George To Fill Two-Year Gap On Chino City Council

The Chino City council last week unanimously appointed Chaffey College board member and former Chino Valley Chamber of Commerce president Gary George to fill the position on the city council formerly occupied by Eunice Ulloa.
George was among 27 applicants for the position, 25 of whom were interviewed by the four members of the city council on January 10 and 11.
Put into place with the November 2016 election was half of the city’s electoral ward system. Last year, after the Mexican American Legal Defense Fund threatened the city with legal action if it did not adopt council wards, the council drew up and adopted a system by which the mayor will continue to be elected at large and the remaining members of the council will be chosen from four electoral wards in which roughly one-fourth of the city’s 77,983 residents live.
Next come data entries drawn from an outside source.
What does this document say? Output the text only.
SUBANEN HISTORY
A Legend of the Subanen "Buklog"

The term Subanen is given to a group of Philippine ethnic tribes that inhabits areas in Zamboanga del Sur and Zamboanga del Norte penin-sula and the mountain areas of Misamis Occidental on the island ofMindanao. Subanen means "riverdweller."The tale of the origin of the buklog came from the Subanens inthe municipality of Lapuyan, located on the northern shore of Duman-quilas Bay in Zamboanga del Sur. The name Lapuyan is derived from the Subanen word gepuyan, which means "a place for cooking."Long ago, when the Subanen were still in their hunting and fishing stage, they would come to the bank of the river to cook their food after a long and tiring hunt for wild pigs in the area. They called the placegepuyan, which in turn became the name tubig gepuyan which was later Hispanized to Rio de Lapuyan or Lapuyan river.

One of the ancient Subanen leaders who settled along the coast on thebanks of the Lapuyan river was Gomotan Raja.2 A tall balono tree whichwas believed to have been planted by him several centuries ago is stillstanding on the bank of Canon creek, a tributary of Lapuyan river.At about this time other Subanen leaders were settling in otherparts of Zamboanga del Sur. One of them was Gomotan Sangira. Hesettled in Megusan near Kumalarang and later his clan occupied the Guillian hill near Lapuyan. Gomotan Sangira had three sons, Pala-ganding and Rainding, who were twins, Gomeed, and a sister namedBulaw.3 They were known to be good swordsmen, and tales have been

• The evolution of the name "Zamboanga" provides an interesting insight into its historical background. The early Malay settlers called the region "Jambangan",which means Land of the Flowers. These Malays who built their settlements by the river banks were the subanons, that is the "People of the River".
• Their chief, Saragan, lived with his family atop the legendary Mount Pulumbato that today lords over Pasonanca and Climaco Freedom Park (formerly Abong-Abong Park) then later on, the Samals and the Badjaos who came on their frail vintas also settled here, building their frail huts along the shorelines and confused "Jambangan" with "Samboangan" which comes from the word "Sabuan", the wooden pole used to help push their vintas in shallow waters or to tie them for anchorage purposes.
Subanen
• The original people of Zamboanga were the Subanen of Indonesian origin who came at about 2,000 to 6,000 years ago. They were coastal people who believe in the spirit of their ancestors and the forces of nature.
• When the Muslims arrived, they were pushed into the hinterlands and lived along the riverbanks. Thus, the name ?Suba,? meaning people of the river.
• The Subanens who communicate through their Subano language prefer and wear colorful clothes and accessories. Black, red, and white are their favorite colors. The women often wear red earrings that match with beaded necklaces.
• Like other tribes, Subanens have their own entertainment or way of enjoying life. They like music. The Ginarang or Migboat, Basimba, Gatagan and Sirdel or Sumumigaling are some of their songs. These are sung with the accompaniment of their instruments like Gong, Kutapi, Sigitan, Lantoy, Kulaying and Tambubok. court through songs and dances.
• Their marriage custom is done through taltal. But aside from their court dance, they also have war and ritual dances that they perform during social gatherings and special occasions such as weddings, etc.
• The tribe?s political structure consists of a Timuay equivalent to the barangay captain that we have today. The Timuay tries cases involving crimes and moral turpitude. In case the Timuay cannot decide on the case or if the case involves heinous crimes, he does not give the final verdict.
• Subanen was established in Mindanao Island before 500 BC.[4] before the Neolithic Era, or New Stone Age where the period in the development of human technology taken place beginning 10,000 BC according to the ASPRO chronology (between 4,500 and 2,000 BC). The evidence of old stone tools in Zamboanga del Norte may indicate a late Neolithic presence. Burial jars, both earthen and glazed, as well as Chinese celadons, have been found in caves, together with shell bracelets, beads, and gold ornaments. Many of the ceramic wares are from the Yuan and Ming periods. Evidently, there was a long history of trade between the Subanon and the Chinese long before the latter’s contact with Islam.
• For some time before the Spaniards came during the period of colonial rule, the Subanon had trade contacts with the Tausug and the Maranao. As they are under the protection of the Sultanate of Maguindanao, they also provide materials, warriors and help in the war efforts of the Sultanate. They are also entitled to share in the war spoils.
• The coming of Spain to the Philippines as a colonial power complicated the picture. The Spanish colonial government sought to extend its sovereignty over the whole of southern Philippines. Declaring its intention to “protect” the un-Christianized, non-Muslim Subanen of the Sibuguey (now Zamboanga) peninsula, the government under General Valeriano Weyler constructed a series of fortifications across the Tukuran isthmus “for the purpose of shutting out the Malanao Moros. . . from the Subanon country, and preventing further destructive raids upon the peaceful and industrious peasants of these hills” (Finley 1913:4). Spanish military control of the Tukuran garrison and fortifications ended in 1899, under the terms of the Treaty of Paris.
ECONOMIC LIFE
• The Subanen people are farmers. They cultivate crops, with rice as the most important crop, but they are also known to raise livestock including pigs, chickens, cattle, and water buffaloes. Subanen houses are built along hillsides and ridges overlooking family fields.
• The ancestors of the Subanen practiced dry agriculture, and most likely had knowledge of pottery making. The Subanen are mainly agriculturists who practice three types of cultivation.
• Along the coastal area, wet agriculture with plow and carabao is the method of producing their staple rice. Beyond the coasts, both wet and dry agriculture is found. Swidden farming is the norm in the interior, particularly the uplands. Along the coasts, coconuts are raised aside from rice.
By either coincidence or calculation, each of the four wards created last year was host to one of the four incumbent council members – Glenn Duncan in the First District, Eunice Ulloa in the Second District, Earl Elrod in the Third District and Tom Haughey in the Fourth District. To further accommodate the incumbents, the city declared 2016 as the year in which the council members in the First District and the Fourth District would stand for election. It further so happened that Duncan and Haughey’s terms were up in 2016, meaning they were scheduled to stand for election again. They made a seamless transition back into office when, contrary to the intent of the Mexican American Legal Defense Fund of attracting candidates and particularly Hispanic candidates into the various races for city council, no one came forward to challenge Duncan and Haughey. They were automatically returned to the council.
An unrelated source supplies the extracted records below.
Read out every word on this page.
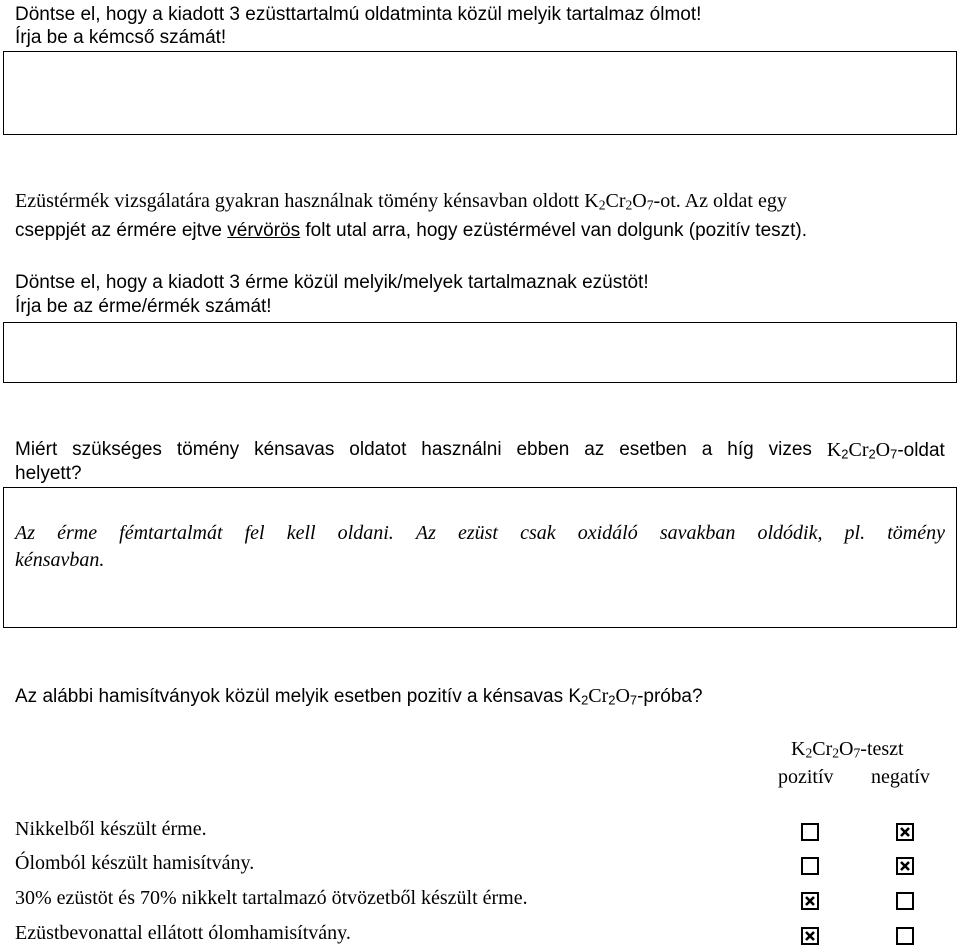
Döntse el, hogy a kiadott 3 ezüsttartalmú oldatminta közül melyik tartalmaz ólmot!
Írja be a kémcső számát!
Ezüstérmék vizsgálatára gyakran használnak tömény kénsavban oldott $K_2Cr_2O_7-ot$. Az oldat egy
cseppjét az érmére ejtve vérvörös folt utal arra, hogy ezüstérmével van dolgunk (pozitív teszt).
Döntse el, hogy a kiadott 3 érme közül melyik/melyek tartalmaznak ezüstöt!
Írja be az érme/érmék számát!
Miért szükséges tömény kénsavas oldatot használni ebben az esetben a híg vizes $K_2Cr_2O_7$-oldat
helyett?
Az érme fémtartalmát fel kell oldani. Az ezüst csak oxidáló savakban oldódik, pl. tömény
kénsavban.
Az alábbi hamisítványok közül melyik esetben pozitív a kénsavas $K_2Cr_2O_7$-próba?
$K_2Cr_2O_7$-teszt
pozitív negatív
Nikkelből készült érme.
Ólomból készült hamisítvány.
30% ezüstöt és 70% nikkelt tartalmazó ötvözetből készült érme.
Ezüstbevonattal ellátott ólomhamisítvány.
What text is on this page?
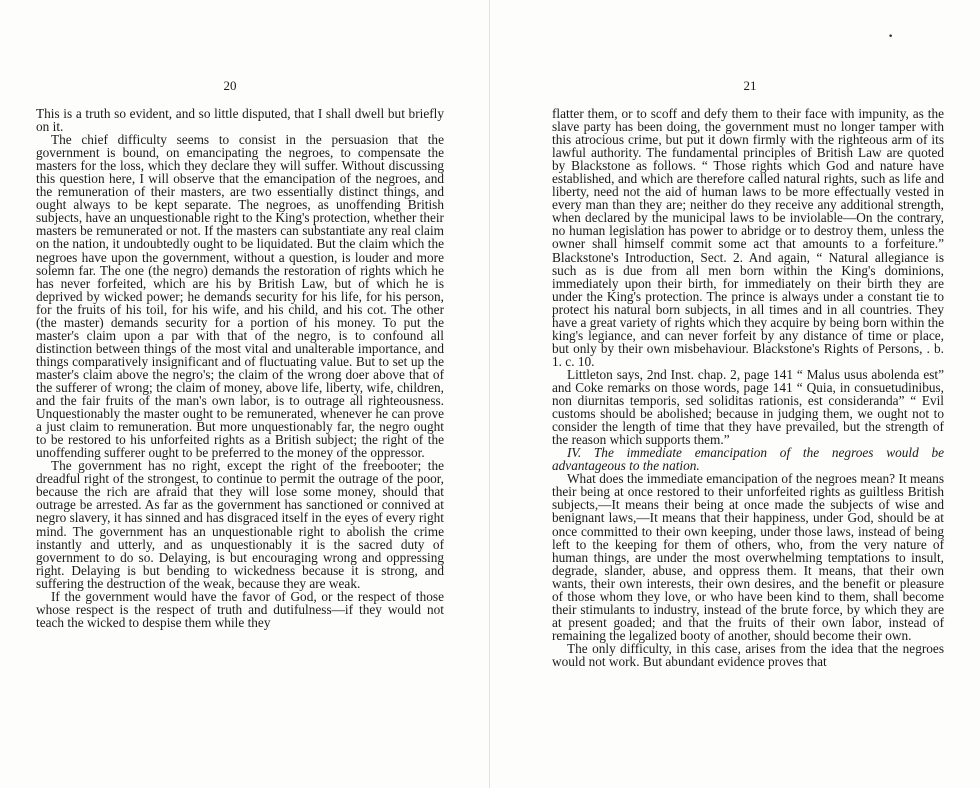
20

This is a truth so evident, and so little disputed, that I shall dwell but briefly on it.

The chief difficulty seems to consist in the persuasion that the government is bound, on emancipating the negroes, to compensate the masters for the loss, which they declare they will suffer. Without discussing this question here, I will observe that the emancipation of the negroes, and the remuneration of their masters, are two essentially distinct things, and ought always to be kept separate. The negroes, as unoffending British subjects, have an unquestionable right to the King's protection, whether their masters be remunerated or not. If the masters can substantiate any real claim on the nation, it undoubtedly ought to be liquidated. But the claim which the negroes have upon the government, without a question, is louder and more solemn far. The one (the negro) demands the restoration of rights which he has never forfeited, which are his by British Law, but of which he is deprived by wicked power; he demands security for his life, for his person, for the fruits of his toil, for his wife, and his child, and his cot. The other (the master) demands security for a portion of his money. To put the master's claim upon a par with that of the negro, is to confound all distinction between things of the most vital and unalterable importance, and things comparatively insignificant and of fluctuating value. But to set up the master's claim above the negro's; the claim of the wrong doer above that of the sufferer of wrong; the claim of money, above life, liberty, wife, children, and the fair fruits of the man's own labor, is to outrage all righteousness. Unquestionably the master ought to be remunerated, whenever he can prove a just claim to remuneration. But more unquestionably far, the negro ought to be restored to his unforfeited rights as a British subject; the right of the unoffending sufferer ought to be preferred to the money of the oppressor.

The government has no right, except the right of the freebooter; the dreadful right of the strongest, to continue to permit the outrage of the poor, because the rich are afraid that they will lose some money, should that outrage be arrested. As far as the government has sanctioned or connived at negro slavery, it has sinned and has disgraced itself in the eyes of every right mind. The government has an unquestionable right to abolish the crime instantly and utterly, and as unquestionably it is the sacred duty of government to do so. Delaying, is but encouraging wrong and oppressing right. Delaying is but bending to wickedness because it is strong, and suffering the destruction of the weak, because they are weak.

If the government would have the favor of God, or the respect of those whose respect is the respect of truth and dutifulness—if they would not teach the wicked to despise them while they

•
21

flatter them, or to scoff and defy them to their face with impunity, as the slave party has been doing, the government must no longer tamper with this atrocious crime, but put it down firmly with the righteous arm of its lawful authority. The fundamental principles of British Law are quoted by Blackstone as follows. “ Those rights which God and nature have established, and which are therefore called natural rights, such as life and liberty, need not the aid of human laws to be more effectually vested in every man than they are; neither do they receive any additional strength, when declared by the municipal laws to be inviolable—On the contrary, no human legislation has power to abridge or to destroy them, unless the owner shall himself commit some act that amounts to a forfeiture.” Blackstone's Introduction, Sect. 2. And again, “ Natural allegiance is such as is due from all men born within the King's dominions, immediately upon their birth, for immediately on their birth they are under the King's protection. The prince is always under a constant tie to protect his natural born subjects, in all times and in all countries. They have a great variety of rights which they acquire by being born within the king's legiance, and can never forfeit by any distance of time or place, but only by their own misbehaviour. Blackstone's Rights of Persons, . b. 1. c. 10.

Littleton says, 2nd Inst. chap. 2, page 141 “ Malus usus abolenda est” and Coke remarks on those words, page 141 “ Quia, in consuetudinibus, non diurnitas temporis, sed soliditas rationis, est consideranda” “ Evil customs should be abolished; because in judging them, we ought not to consider the length of time that they have prevailed, but the strength of the reason which supports them.”

IV. The immediate emancipation of the negroes would be advantageous to the nation.

What does the immediate emancipation of the negroes mean? It means their being at once restored to their unforfeited rights as guiltless British subjects,—It means their being at once made the subjects of wise and benignant laws,—It means that their happiness, under God, should be at once committed to their own keeping, under those laws, instead of being left to the keeping for them of others, who, from the very nature of human things, are under the most overwhelming temptations to insult, degrade, slander, abuse, and oppress them. It means, that their own wants, their own interests, their own desires, and the benefit or pleasure of those whom they love, or who have been kind to them, shall become their stimulants to industry, instead of the brute force, by which they are at present goaded; and that the fruits of their own labor, instead of remaining the legalized booty of another, should become their own.

The only difficulty, in this case, arises from the idea that the negroes would not work. But abundant evidence proves that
Also in 2014, the incumbent mayor, Dennis Yates, did not seek reelection. Councilwoman Eunice Ulloa, a resident of the just-created Second District, ran to replace him. She was opposed by Brandon Villalpando. Ulloa prevailed in the mayoral election, capturing 16,683 votes or 68.08 percent to Villalpando’s 7,823 votes of 31.92 percent. Ulloa’s ascendancy to mayor created a vacancy on the council, since she was last elected as a councilwoman in 2014, so two more years yet remain on her term.
The council decided to appoint Ulloa’s replacement rather than hold an election. The council then sought applicants to the post. Despite the consideration that no one had come forward to challenge incumbents Duncan and Haughey in November, a little more than a month later 27 Chino residents applied for appointment to the panel. Those 27 included Villapando, Arthur Burgner, Dorothy Pineda, Toni Holle, David Sakurai, James Espinosa, Brandon Blanchard, Tyler Ferrari, Deb Baker, Mark Hargrove, Joseph Simpson, Christopher Ramos, Sylvia Orozco, Michael Lovelace, Gina Lee, Georgene Fix, Joseph Louis Diaz Jr., Loren Struiksma, Paul Rodriguez, Griffen Halko, Dr. Taylor Bladh, Steve Lewis, Marjorie Scane, Arlene Guzman Todd, Mary Ann Ruiz, Jody Moore and Gary George.
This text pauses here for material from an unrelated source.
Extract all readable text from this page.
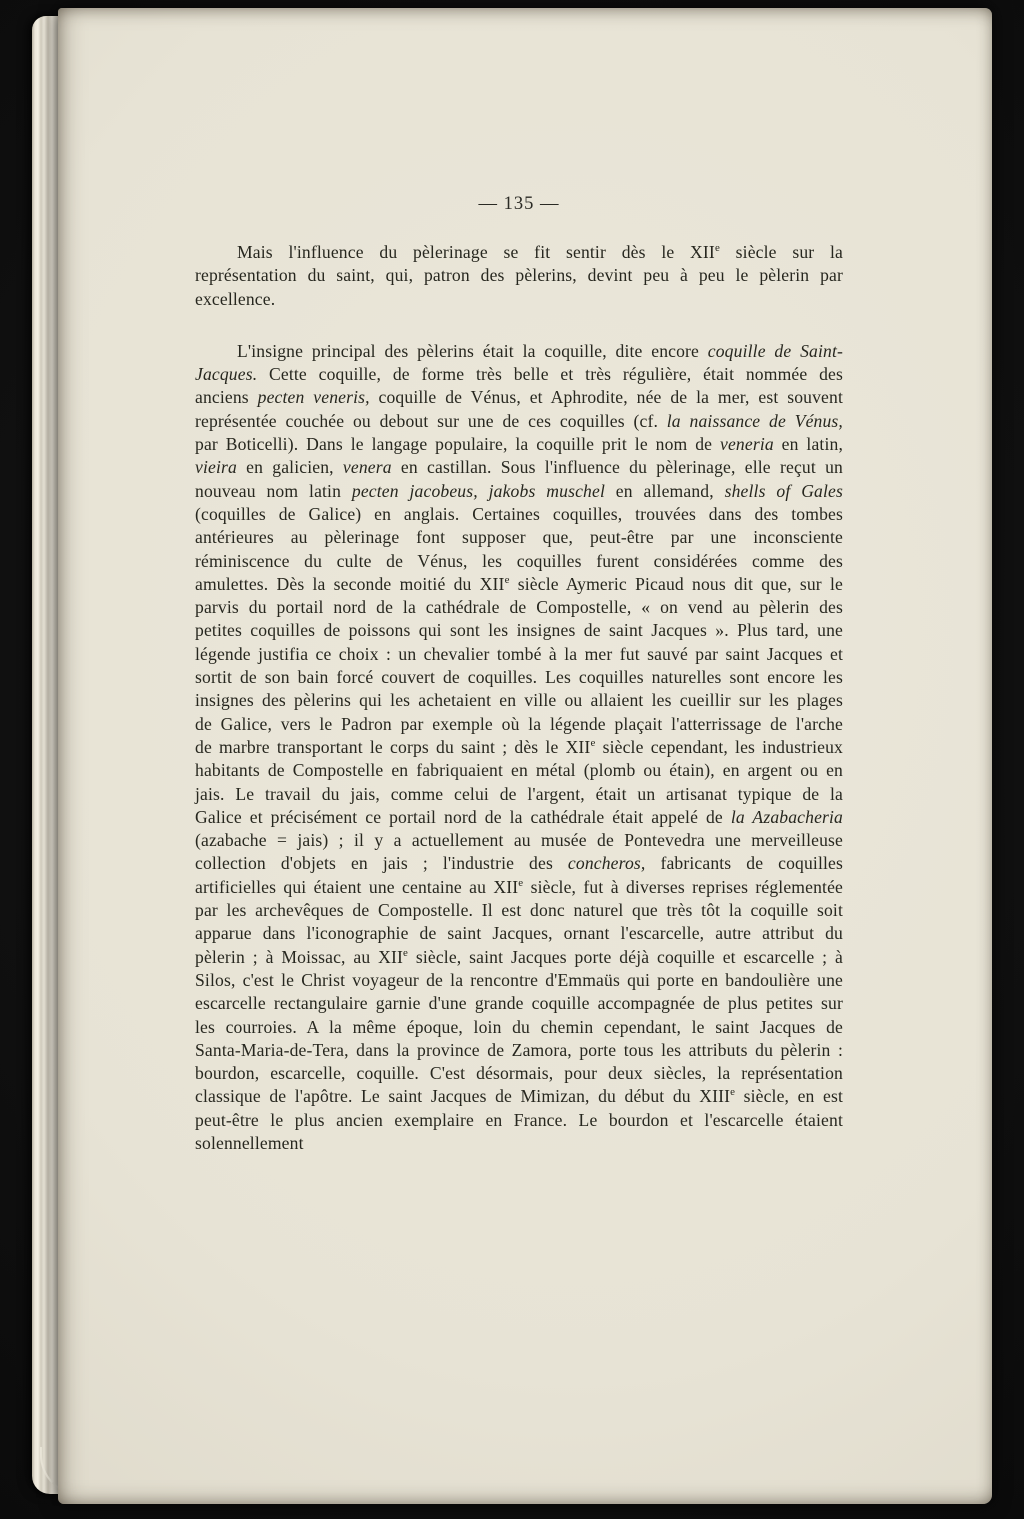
— 135 —

Mais l'influence du pèlerinage se fit sentir dès le XIIe siècle sur la représentation du saint, qui, patron des pèlerins, devint peu à peu le pèlerin par excellence.

L'insigne principal des pèlerins était la coquille, dite encore coquille de Saint-Jacques. Cette coquille, de forme très belle et très régulière, était nommée des anciens pecten veneris, coquille de Vénus, et Aphrodite, née de la mer, est souvent représentée couchée ou debout sur une de ces coquilles (cf. la naissance de Vénus, par Boticelli). Dans le langage populaire, la coquille prit le nom de veneria en latin, vieira en galicien, venera en castillan. Sous l'influence du pèlerinage, elle reçut un nouveau nom latin pecten jacobeus, jakobs muschel en allemand, shells of Gales (coquilles de Galice) en anglais. Certaines coquilles, trouvées dans des tombes antérieures au pèlerinage font supposer que, peut-être par une inconsciente réminiscence du culte de Vénus, les coquilles furent considérées comme des amulettes. Dès la seconde moitié du XIIe siècle Aymeric Picaud nous dit que, sur le parvis du portail nord de la cathédrale de Compostelle, « on vend au pèlerin des petites coquilles de poissons qui sont les insignes de saint Jacques ». Plus tard, une légende justifia ce choix : un chevalier tombé à la mer fut sauvé par saint Jacques et sortit de son bain forcé couvert de coquilles. Les coquilles naturelles sont encore les insignes des pèlerins qui les achetaient en ville ou allaient les cueillir sur les plages de Galice, vers le Padron par exemple où la légende plaçait l'atterrissage de l'arche de marbre transportant le corps du saint ; dès le XIIe siècle cependant, les industrieux habitants de Compostelle en fabriquaient en métal (plomb ou étain), en argent ou en jais. Le travail du jais, comme celui de l'argent, était un artisanat typique de la Galice et précisément ce portail nord de la cathédrale était appelé de la Azabacheria (azabache = jais) ; il y a actuellement au musée de Pontevedra une merveilleuse collection d'objets en jais ; l'industrie des concheros, fabricants de coquilles artificielles qui étaient une centaine au XIIe siècle, fut à diverses reprises réglementée par les archevêques de Compostelle. Il est donc naturel que très tôt la coquille soit apparue dans l'iconographie de saint Jacques, ornant l'escarcelle, autre attribut du pèlerin ; à Moissac, au XIIe siècle, saint Jacques porte déjà coquille et escarcelle ; à Silos, c'est le Christ voyageur de la rencontre d'Emmaüs qui porte en bandoulière une escarcelle rectangulaire garnie d'une grande coquille accompagnée de plus petites sur les courroies. A la même époque, loin du chemin cependant, le saint Jacques de Santa-Maria-de-Tera, dans la province de Zamora, porte tous les attributs du pèlerin : bourdon, escarcelle, coquille. C'est désormais, pour deux siècles, la représentation classique de l'apôtre. Le saint Jacques de Mimizan, du début du XIIIe siècle, en est peut-être le plus ancien exemplaire en France. Le bourdon et l'escarcelle étaient solennellement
George was the first of the applicants to be interviewed, telling the council the city needs to reinvigorate itself with new businesses. He offered a somewhat contradictory promise of bringing in commercial and business development to Chino, even as, he said, he was committed to keeping Chino’s rural character intact. He said the impact development will have on traffic should be considered as part of the formula for project approval.
A retired Verizon telecommunications director and the head of that company’s regional office of government and external affairs, George is a resident of District 3 and was also a member on the Chaffey College Board of Trustees from 2000-2015. He is widely credited with having convinced his colleagues on that panel to locate a satellite Chaffey College campus to the City of Chino. George was defeated for reelection to the board in 2015.
George was previously a member of the Chino Cultural Arts Foundation, the Inland Valley News Advisory Board, was chairman of the Citizens Advisory Committee for the California Institute for Men and the California Institute for Women. He was a past president of both the Chino Valley Chamber and the Pomona Chamber of Commerce.
That he is a District 3 resident is of some political note. The position he holds – that corresponding to District Two councilman – will be up for election in 2018. Yet he is not eligible to run for that position. Nevertheless, he will have the opportunity to run for council that election cycle as the representative of District 3, which would set up a head to head contest between him and Elrod, should they both choose to run.
The council clearly considered George to be the most well-rounded and experienced candidate, and therefore most qualified. Whatever George’s qualities and attributes, humility is not among them. In accepting the appointment, George said, “I have already done a lot for the City of Chino. I want to do a lot more. In this position I think I can do that.”